LO SPARTIACQUE DELLA GUERRA

(Claudia Cernigoi, Peter Behrens - la nuova ALABARDA e la coda del diavolo, 24/3/2000)


Vi sono alcuni eventi che rappresentano, nella vita di ciascuno, uno spartiacque che muta il proprio modo e stile di vita e di pensiero. Tra queste cose vi è indubbiamente la guerra, che anche se vissuta passivamente, da spettatori impotenti (e forse anche proprio per quest'ultimo motivo) come l'infame aggressione condotta l'anno scorso dalla NATO contro la Jugoslavia, ha significato per alcune (purtroppo poche) persone un cambiamento di fondo.

Così come si disse che il mondo non poteva più essere lo stesso dopo Auschwitz (ma anche dopo Hiroshima), così noi crediamo che dopo la cosiddetta ipocritamente "crisi del Kosovo" di un anno fa nulla potrà più essere come prima.

Innanzitutto perché s'è visto come chi comandi in realtà su questa terra, ed ha potere di vita e di morte sul pianeta intero, sono i Signori Stati Uniti d'America, coadiuvati dai loro vassalli leccaculi noti sotto la sigla di quell'associazione criminale che è la NATO.

Un anno fa il gendarme USA ha deciso di castigare il "cattivo" Milosevic, devastando il suo popolo ed il suo paese, distruggendo obiettivi civili, avvelenando ed inquinando sia con l'uranio impoverito delle modernissime "armi intelligenti" che con le sostanze nocive emesse da tutte le industrie colpite. Il Signore ha deciso ed i vassalli hanno obbedito: governi che si spacciano per "progressisti" hanno inventato l'ipocrita scusa dell'"ingerenza umanitaria" ed hanno prestato le basi militari, i mezzi, gli uomini per creare un inferno senza ritorno. Un anno dopo (ma qualcuno - tra cui anche noi - lo aveva già detto durante l'aggressione) viene ufficialmente ammesso che la NATO ha usato armi all'uranio impoverito, le cui conseguenze le patiranno generazioni e generazioni di innocenti, anche tra i popoli vassalli: quanti militari "umanitari" torneranno contaminati, e cosa sarà dei loro discendenti?

Ciò che i pochi pacifisti imbelli e disfattisti asserivano già un anno fa per denunciare la barbarie dell'aggressione viene oggi riconosciuto anche da altri: ma la gente se ne frega, oggi come ieri.

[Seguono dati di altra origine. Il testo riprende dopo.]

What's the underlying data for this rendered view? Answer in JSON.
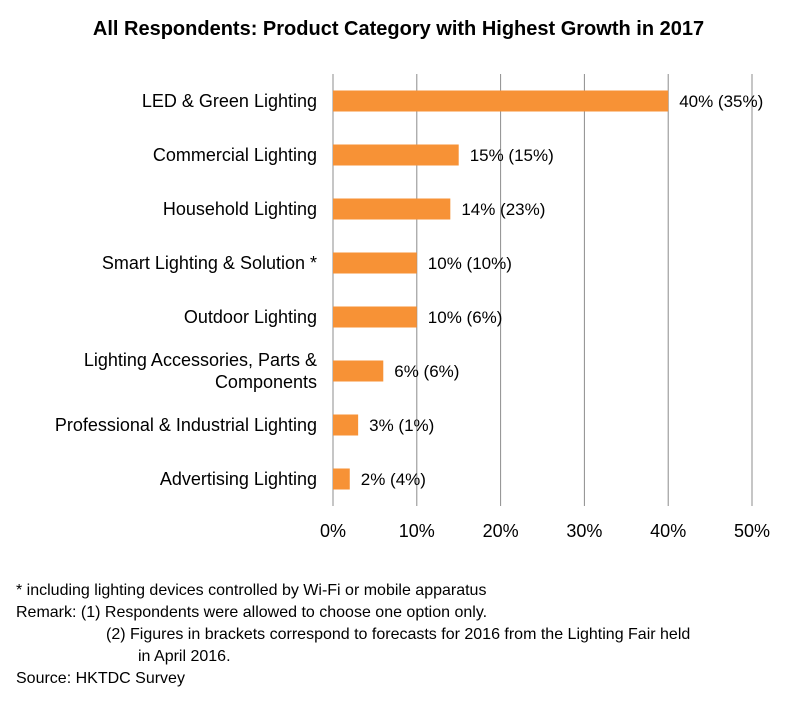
{
  "chart_data": {
    "type": "bar",
    "orientation": "horizontal",
    "title": "All Respondents: Product Category with Highest Growth in 2017",
    "categories": [
      [
        "LED & Green Lighting"
      ],
      [
        "Commercial Lighting"
      ],
      [
        "Household Lighting"
      ],
      [
        "Smart Lighting & Solution *"
      ],
      [
        "Outdoor Lighting"
      ],
      [
        "Lighting Accessories, Parts &",
        "Components"
      ],
      [
        "Professional & Industrial Lighting"
      ],
      [
        "Advertising Lighting"
      ]
    ],
    "values": [
      40,
      15,
      14,
      10,
      10,
      6,
      3,
      2
    ],
    "value_labels": [
      "40% (35%)",
      "15% (15%)",
      "14% (23%)",
      "10% (10%)",
      "10% (6%)",
      "6% (6%)",
      "3% (1%)",
      "2% (4%)"
    ],
    "xlim": [
      0,
      50
    ],
    "xticks": [
      0,
      10,
      20,
      30,
      40,
      50
    ],
    "xtick_labels": [
      "0%",
      "10%",
      "20%",
      "30%",
      "40%",
      "50%"
    ],
    "bar_color": "#F79236",
    "grid": true,
    "legend": "none",
    "xlabel": "",
    "ylabel": ""
  },
  "notes": {
    "footnote": "* including lighting devices controlled by Wi-Fi or mobile apparatus",
    "remark1": "Remark: (1) Respondents were allowed to choose one option only.",
    "remark2_line1": "(2) Figures in brackets correspond to forecasts for 2016 from the Lighting Fair held",
    "remark2_line2": "in April 2016.",
    "source": "Source: HKTDC Survey"
  }
}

Ci ricordiamo, noi che l'altr'anno andavamo ogni settimana ad Aviano, ricordiamo l'indifferenza della gente per la strada, dei colleghi di lavoro, dei compagni di scuola. Ricordiamo quanti "cittadini", quando offrivamo loro un volantino, ci rispondevano che non gli interessava. Camminavamo per strada e pensavamo: tutti questi esseri umani continuano a vivere pensando agli affari loro senza ragionare che a pochi chilometri da qui c'è un popolo che stiamo distruggendo in maniera irreversibile.

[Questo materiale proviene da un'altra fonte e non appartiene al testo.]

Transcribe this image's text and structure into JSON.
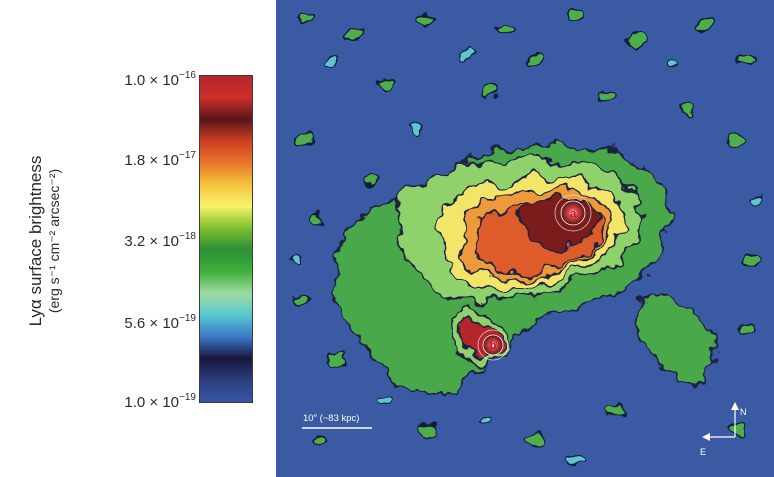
{
  "colorbar": {
    "title_line1": "Lyα surface brightness",
    "title_line2": "(erg s⁻¹ cm⁻² arcsec⁻²)",
    "scale": "log",
    "stops": [
      "#b3262e",
      "#cf2f2a",
      "#57151a",
      "#cf3e23",
      "#e7762b",
      "#f3c43d",
      "#f8f36a",
      "#7cbf2e",
      "#2c8f36",
      "#3fb03c",
      "#9fdba0",
      "#57c9d3",
      "#3c79c7",
      "#17163e",
      "#2b3f7e",
      "#3657a6"
    ],
    "ticks": [
      {
        "value": 1e-16,
        "base": "1.0 × 10",
        "exp": "−16"
      },
      {
        "value": 1.8e-17,
        "base": "1.8 × 10",
        "exp": "−17"
      },
      {
        "value": 3.2e-18,
        "base": "3.2 × 10",
        "exp": "−18"
      },
      {
        "value": 5.6e-19,
        "base": "5.6 × 10",
        "exp": "−19"
      },
      {
        "value": 1e-19,
        "base": "1.0 × 10",
        "exp": "−19"
      }
    ]
  },
  "image": {
    "background_color": "#3a5aa3",
    "sources": [
      {
        "id": "source-a",
        "label": "a"
      },
      {
        "id": "source-b",
        "label": "b"
      }
    ],
    "scale_bar": {
      "label": "10″ (~83 kpc)"
    },
    "compass": {
      "north": "N",
      "east": "E"
    }
  }
}
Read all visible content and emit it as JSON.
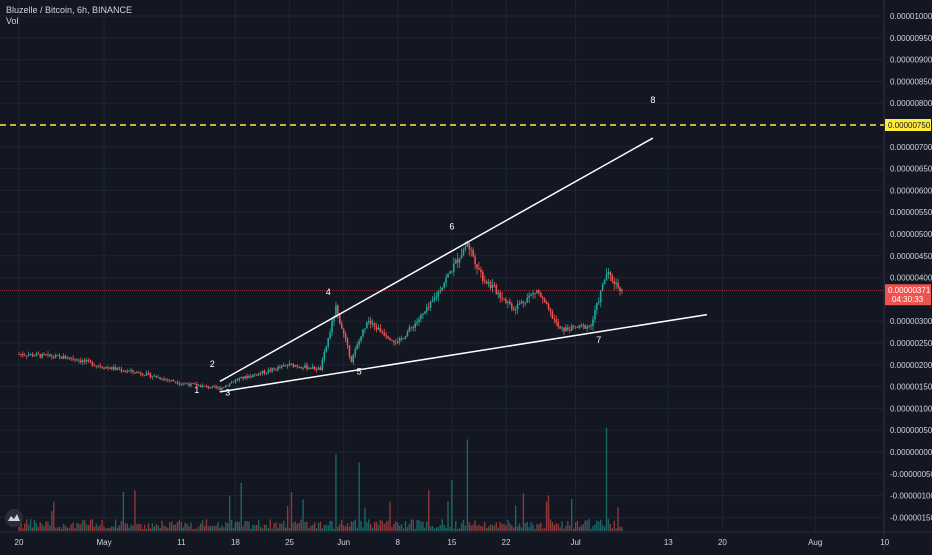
{
  "header": {
    "symbol_line": "Bluzelle / Bitcoin, 6h, BINANCE",
    "indicator": "Vol"
  },
  "colors": {
    "background": "#131722",
    "grid": "#1f2433",
    "up": "#26a69a",
    "down": "#ef5350",
    "trendline": "#ffffff",
    "target_line": "#ffeb3b",
    "current_price_line": "#ef5350"
  },
  "chart_data": {
    "type": "candlestick",
    "x_axis": {
      "tick_labels": [
        "20",
        "May",
        "11",
        "18",
        "25",
        "Jun",
        "8",
        "15",
        "22",
        "Jul",
        "13",
        "20",
        "Aug",
        "10"
      ]
    },
    "price_axis": {
      "tick_labels": [
        "0.00001000",
        "0.00000950",
        "0.00000900",
        "0.00000850",
        "0.00000800",
        "0.00000700",
        "0.00000650",
        "0.00000600",
        "0.00000550",
        "0.00000500",
        "0.00000450",
        "0.00000400",
        "0.00000300",
        "0.00000250",
        "0.00000200",
        "0.00000150",
        "0.00000100",
        "0.00000050",
        "0.00000000",
        "-0.00000050",
        "-0.00000100",
        "-0.00000150"
      ]
    },
    "horizontal_levels": [
      {
        "label": "0.00000750",
        "value": 7.5e-06,
        "style": "dashed",
        "color": "#ffeb3b"
      }
    ],
    "current_price": {
      "label": "0.00000371",
      "value": 3.71e-06,
      "countdown": "04:30:33"
    },
    "price_path": [
      {
        "date": "2020-04-20",
        "price": 2.25e-06
      },
      {
        "date": "2020-04-27",
        "price": 2.15e-06
      },
      {
        "date": "2020-05-01",
        "price": 1.95e-06
      },
      {
        "date": "2020-05-06",
        "price": 1.8e-06
      },
      {
        "date": "2020-05-11",
        "price": 1.58e-06
      },
      {
        "date": "2020-05-16",
        "price": 1.45e-06
      },
      {
        "date": "2020-05-18",
        "price": 1.65e-06
      },
      {
        "date": "2020-05-25",
        "price": 2e-06
      },
      {
        "date": "2020-05-29",
        "price": 1.9e-06
      },
      {
        "date": "2020-05-31",
        "price": 3.3e-06
      },
      {
        "date": "2020-06-02",
        "price": 2.1e-06
      },
      {
        "date": "2020-06-04",
        "price": 3e-06
      },
      {
        "date": "2020-06-08",
        "price": 2.5e-06
      },
      {
        "date": "2020-06-12",
        "price": 3.3e-06
      },
      {
        "date": "2020-06-14",
        "price": 3.9e-06
      },
      {
        "date": "2020-06-17",
        "price": 4.8e-06
      },
      {
        "date": "2020-06-19",
        "price": 4e-06
      },
      {
        "date": "2020-06-23",
        "price": 3.3e-06
      },
      {
        "date": "2020-06-26",
        "price": 3.7e-06
      },
      {
        "date": "2020-06-29",
        "price": 2.8e-06
      },
      {
        "date": "2020-07-03",
        "price": 2.9e-06
      },
      {
        "date": "2020-07-05",
        "price": 4.1e-06
      },
      {
        "date": "2020-07-07",
        "price": 3.71e-06
      }
    ],
    "trendlines": [
      {
        "from": {
          "date": "2020-05-16",
          "price": 1.62e-06
        },
        "to": {
          "date": "2020-07-11",
          "price": 7.2e-06
        }
      },
      {
        "from": {
          "date": "2020-05-16",
          "price": 1.38e-06
        },
        "to": {
          "date": "2020-07-18",
          "price": 3.15e-06
        }
      }
    ],
    "wave_labels": [
      {
        "text": "1",
        "date": "2020-05-13",
        "price": 1.35e-06
      },
      {
        "text": "2",
        "date": "2020-05-15",
        "price": 1.95e-06
      },
      {
        "text": "3",
        "date": "2020-05-17",
        "price": 1.3e-06
      },
      {
        "text": "4",
        "date": "2020-05-30",
        "price": 3.6e-06
      },
      {
        "text": "5",
        "date": "2020-06-03",
        "price": 1.78e-06
      },
      {
        "text": "6",
        "date": "2020-06-15",
        "price": 5.1e-06
      },
      {
        "text": "7",
        "date": "2020-07-04",
        "price": 2.5e-06
      },
      {
        "text": "8",
        "date": "2020-07-11",
        "price": 8e-06
      }
    ]
  }
}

Così come oggi la gente legge dell'uranio impoverito e tira avanti; e quando sentiamo che Clinton in India oggi si dimostra "preoccupato" per il rischio di una guerra nucleare in Asia (ma cos'hanno fatto gli USA in Iraq - Asia - da dieci anni a questa parte, se non una guerra nucleare?), ed invita il governo indiano a moderarsi, e magari la gente che guarda la televisione dice "ma che bravo Clinton che pensa alla pace", a noi vengono in mente i bombardamenti di un anno fa e ci chiediamo com'è possibile che il popolo sia così bue e si lasci menare per il naso in questo modo.

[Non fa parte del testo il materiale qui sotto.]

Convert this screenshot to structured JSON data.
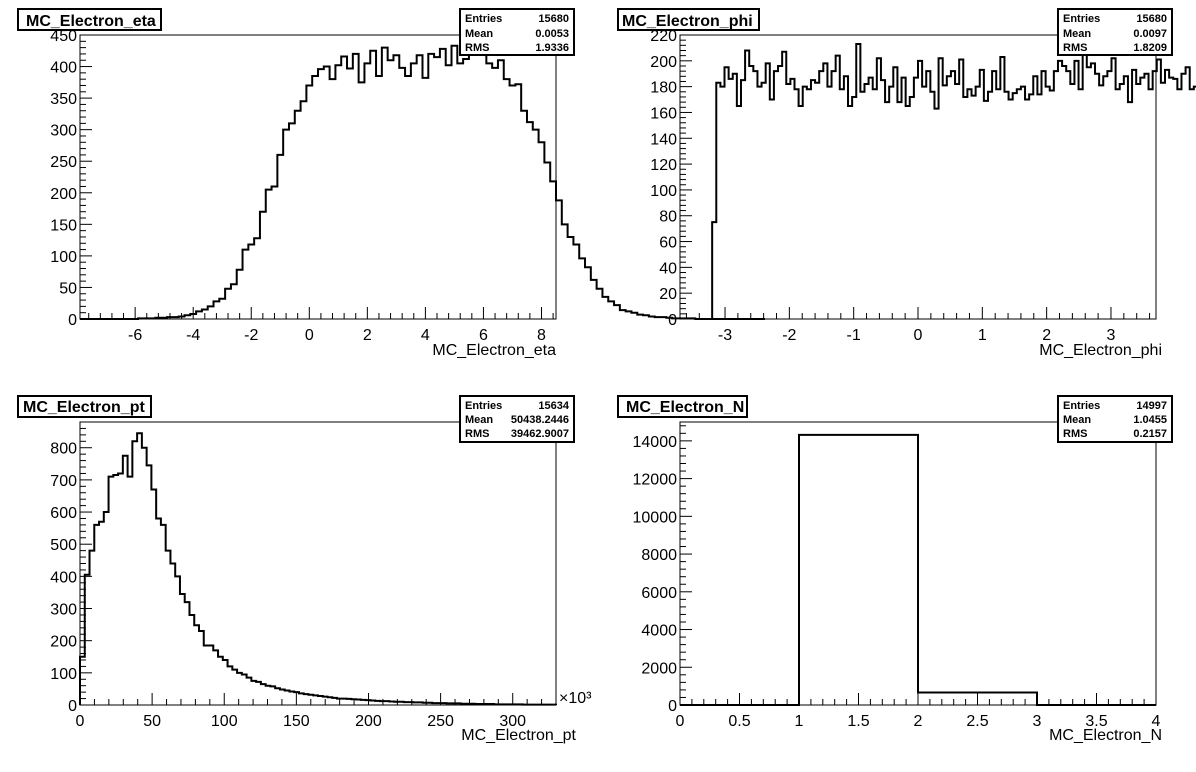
{
  "chart_data": [
    {
      "type": "bar",
      "title": "MC_Electron_eta",
      "xlabel": "MC_Electron_eta",
      "ylabel": "",
      "xlim": [
        -7.9,
        8.5
      ],
      "ylim": [
        0,
        450
      ],
      "xticks": [
        -6,
        -4,
        -2,
        0,
        2,
        4,
        6,
        8
      ],
      "xtick_labels": [
        "-6",
        "-4",
        "-2",
        "0",
        "2",
        "4",
        "6",
        "8"
      ],
      "yticks": [
        0,
        50,
        100,
        150,
        200,
        250,
        300,
        350,
        400,
        450
      ],
      "ytick_labels": [
        "0",
        "50",
        "100",
        "150",
        "200",
        "250",
        "300",
        "350",
        "400",
        "450"
      ],
      "xmul": "",
      "stats": [
        {
          "name": "Entries",
          "value": "15680"
        },
        {
          "name": "Mean",
          "value": "0.0053"
        },
        {
          "name": "RMS",
          "value": "1.9336"
        }
      ],
      "bin_start": -7.9,
      "bin_width": 0.2,
      "values": [
        0,
        0,
        0,
        0,
        0,
        0,
        0,
        0,
        0,
        0,
        1,
        1,
        1,
        2,
        2,
        3,
        3,
        4,
        6,
        8,
        12,
        15,
        20,
        28,
        32,
        48,
        55,
        78,
        110,
        118,
        128,
        170,
        205,
        210,
        260,
        300,
        310,
        330,
        345,
        370,
        385,
        396,
        400,
        380,
        402,
        416,
        397,
        420,
        375,
        405,
        425,
        385,
        430,
        410,
        418,
        398,
        385,
        405,
        418,
        382,
        420,
        415,
        428,
        402,
        433,
        405,
        412,
        420,
        438,
        425,
        405,
        398,
        410,
        380,
        370,
        372,
        330,
        312,
        300,
        280,
        248,
        218,
        188,
        150,
        130,
        118,
        96,
        82,
        62,
        48,
        35,
        28,
        22,
        14,
        12,
        10,
        7,
        6,
        4,
        3,
        3,
        2,
        1,
        1,
        1,
        1,
        0,
        0,
        0,
        0,
        0,
        0,
        0,
        0,
        0,
        0,
        0,
        0
      ]
    },
    {
      "type": "bar",
      "title": "MC_Electron_phi",
      "xlabel": "MC_Electron_phi",
      "ylabel": "",
      "xlim": [
        -3.7,
        3.7
      ],
      "ylim": [
        0,
        220
      ],
      "xticks": [
        -3,
        -2,
        -1,
        0,
        1,
        2,
        3
      ],
      "xtick_labels": [
        "-3",
        "-2",
        "-1",
        "0",
        "1",
        "2",
        "3"
      ],
      "yticks": [
        0,
        20,
        40,
        60,
        80,
        100,
        120,
        140,
        160,
        180,
        200,
        220
      ],
      "ytick_labels": [
        "0",
        "20",
        "40",
        "60",
        "80",
        "100",
        "120",
        "140",
        "160",
        "180",
        "200",
        "220"
      ],
      "xmul": "",
      "stats": [
        {
          "name": "Entries",
          "value": "15680"
        },
        {
          "name": "Mean",
          "value": "0.0097"
        },
        {
          "name": "RMS",
          "value": "1.8209"
        }
      ],
      "bin_start": -3.2,
      "bin_width": 0.064,
      "values": [
        75,
        183,
        180,
        195,
        186,
        190,
        165,
        185,
        208,
        196,
        192,
        180,
        183,
        198,
        170,
        192,
        196,
        207,
        182,
        186,
        178,
        165,
        180,
        178,
        185,
        183,
        192,
        198,
        180,
        192,
        204,
        178,
        188,
        165,
        172,
        213,
        176,
        182,
        187,
        178,
        202,
        185,
        168,
        180,
        195,
        168,
        187,
        165,
        172,
        187,
        200,
        180,
        192,
        176,
        163,
        202,
        181,
        188,
        192,
        182,
        201,
        172,
        178,
        173,
        180,
        193,
        169,
        176,
        192,
        178,
        203,
        176,
        170,
        175,
        178,
        180,
        170,
        174,
        188,
        174,
        192,
        180,
        177,
        192,
        200,
        196,
        192,
        182,
        200,
        178,
        205,
        195,
        198,
        190,
        181,
        188,
        192,
        202,
        178,
        182,
        188,
        168,
        193,
        182,
        187,
        190,
        178,
        192,
        201,
        183,
        193,
        187,
        186,
        178,
        190,
        195,
        178,
        180,
        162,
        217,
        150,
        143,
        168,
        192,
        187,
        190,
        193,
        190,
        192,
        180,
        178,
        195,
        184,
        195,
        192,
        190,
        206,
        196,
        180,
        192,
        200,
        185,
        175,
        190,
        186,
        172,
        180,
        180,
        198,
        190,
        182,
        186,
        200,
        182,
        178,
        195,
        188,
        196,
        195,
        183,
        180,
        193,
        182,
        195,
        197,
        92
      ]
    },
    {
      "type": "bar",
      "title": "MC_Electron_pt",
      "xlabel": "MC_Electron_pt",
      "ylabel": "",
      "xlim": [
        0,
        330
      ],
      "ylim": [
        0,
        880
      ],
      "xticks": [
        0,
        50,
        100,
        150,
        200,
        250,
        300
      ],
      "xtick_labels": [
        "0",
        "50",
        "100",
        "150",
        "200",
        "250",
        "300"
      ],
      "yticks": [
        0,
        100,
        200,
        300,
        400,
        500,
        600,
        700,
        800
      ],
      "ytick_labels": [
        "0",
        "100",
        "200",
        "300",
        "400",
        "500",
        "600",
        "700",
        "800"
      ],
      "xmul": "×10³",
      "stats": [
        {
          "name": "Entries",
          "value": "15634"
        },
        {
          "name": "Mean",
          "value": "50438.2446"
        },
        {
          "name": "RMS",
          "value": "39462.9007"
        }
      ],
      "bin_start": 0,
      "bin_width": 3.3,
      "values": [
        150,
        405,
        480,
        560,
        570,
        600,
        710,
        715,
        720,
        775,
        710,
        820,
        845,
        800,
        745,
        670,
        580,
        560,
        480,
        440,
        400,
        345,
        320,
        280,
        248,
        230,
        185,
        185,
        170,
        150,
        140,
        120,
        110,
        100,
        95,
        85,
        75,
        72,
        65,
        60,
        58,
        52,
        48,
        45,
        42,
        40,
        36,
        34,
        32,
        30,
        28,
        26,
        24,
        22,
        20,
        20,
        19,
        18,
        17,
        16,
        15,
        14,
        13,
        12,
        12,
        11,
        10,
        10,
        9,
        9,
        8,
        8,
        7,
        7,
        6,
        6,
        6,
        5,
        5,
        5,
        4,
        4,
        4,
        3,
        3,
        3,
        3,
        2,
        2,
        2,
        2,
        2,
        2,
        1,
        1,
        1,
        1,
        1,
        1,
        1
      ]
    },
    {
      "type": "bar",
      "title": "MC_Electron_N",
      "xlabel": "MC_Electron_N",
      "ylabel": "",
      "xlim": [
        0,
        4
      ],
      "ylim": [
        0,
        15000
      ],
      "xticks": [
        0,
        0.5,
        1,
        1.5,
        2,
        2.5,
        3,
        3.5,
        4
      ],
      "xtick_labels": [
        "0",
        "0.5",
        "1",
        "1.5",
        "2",
        "2.5",
        "3",
        "3.5",
        "4"
      ],
      "yticks": [
        0,
        2000,
        4000,
        6000,
        8000,
        10000,
        12000,
        14000
      ],
      "ytick_labels": [
        "0",
        "2000",
        "4000",
        "6000",
        "8000",
        "10000",
        "12000",
        "14000"
      ],
      "xmul": "",
      "stats": [
        {
          "name": "Entries",
          "value": "14997"
        },
        {
          "name": "Mean",
          "value": "1.0455"
        },
        {
          "name": "RMS",
          "value": "0.2157"
        }
      ],
      "bin_start": 0,
      "bin_width": 1,
      "values": [
        0,
        14320,
        660,
        0
      ]
    }
  ]
}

E ricordiamo anche i disgustosi turisti di guerra che si piazzavano per giornate intere davanti alla base di Aviano a mostrare ai loro bambini come decollano bene gli aerei che vanno a massacrare altri popoli. Ma dove sta andando il genere umano, ci chiediamo ancora.

Oggi, un anno dopo, la sensibilità della gente non è cambiata. Nel corso dei mesi sono venuta alla luce la maggior parte delle menzogne e delle falsità che la NATO aveva diffuso per giustificare il proprio disegno genocida; ma ormai sono cose passate e nessuno si volta indietro. Tranne uno, in effetti: il giornalista Fulvio Molinari sul "Piccolo" del 21 marzo ci ha ammannito un articolo in cui elencava, passo passo, tutte le false notizie che erano state diffuse ad arte (poi quasi tutte smentite) per dimostrare la "ferocia" del popolo serbo e dei suoi governanti nei confronti della "povera etnia albanese" minacciata di "genocidio" e di "pulizia etnica". Così sono ritornati fuori nell'articolo di Molinari gli 800.000 profughi (mai esistiti tanti), le migliaia di vittime delle fosse comuni e via di seguito. Un articolo orribile, e non solo perché citava notizie non vere, costruite a tavolino per uno scopo preciso, ma anche perché lo scopo dell'anno scorso può essere ancora lo scopo dei nostri giorni, dove il Kosovo oggi si chiama Montenegro, dove oggi sono i "poveri" montenegrini ad essere repressi dai "cattivi" serbi e via di seguito; per cui stiamo rivedendo un copione già tante, troppe volte, visto e vissuto, ed attendiamo da un momento all'altro che la storia ricominci, per il Montenegro, stavolta. (Se ci è permesso azzardare il solito provocatorio paragone, vorremmo chiedere a D'Alema e Bianco cosa ne penserebbero se i "Padani" decidessero di punto in bianco di non usare più la Lira per i loro scambi commerciali, ma un'altra valuta, che so, il Marco, tanto per fare l'esempio del Montenegro).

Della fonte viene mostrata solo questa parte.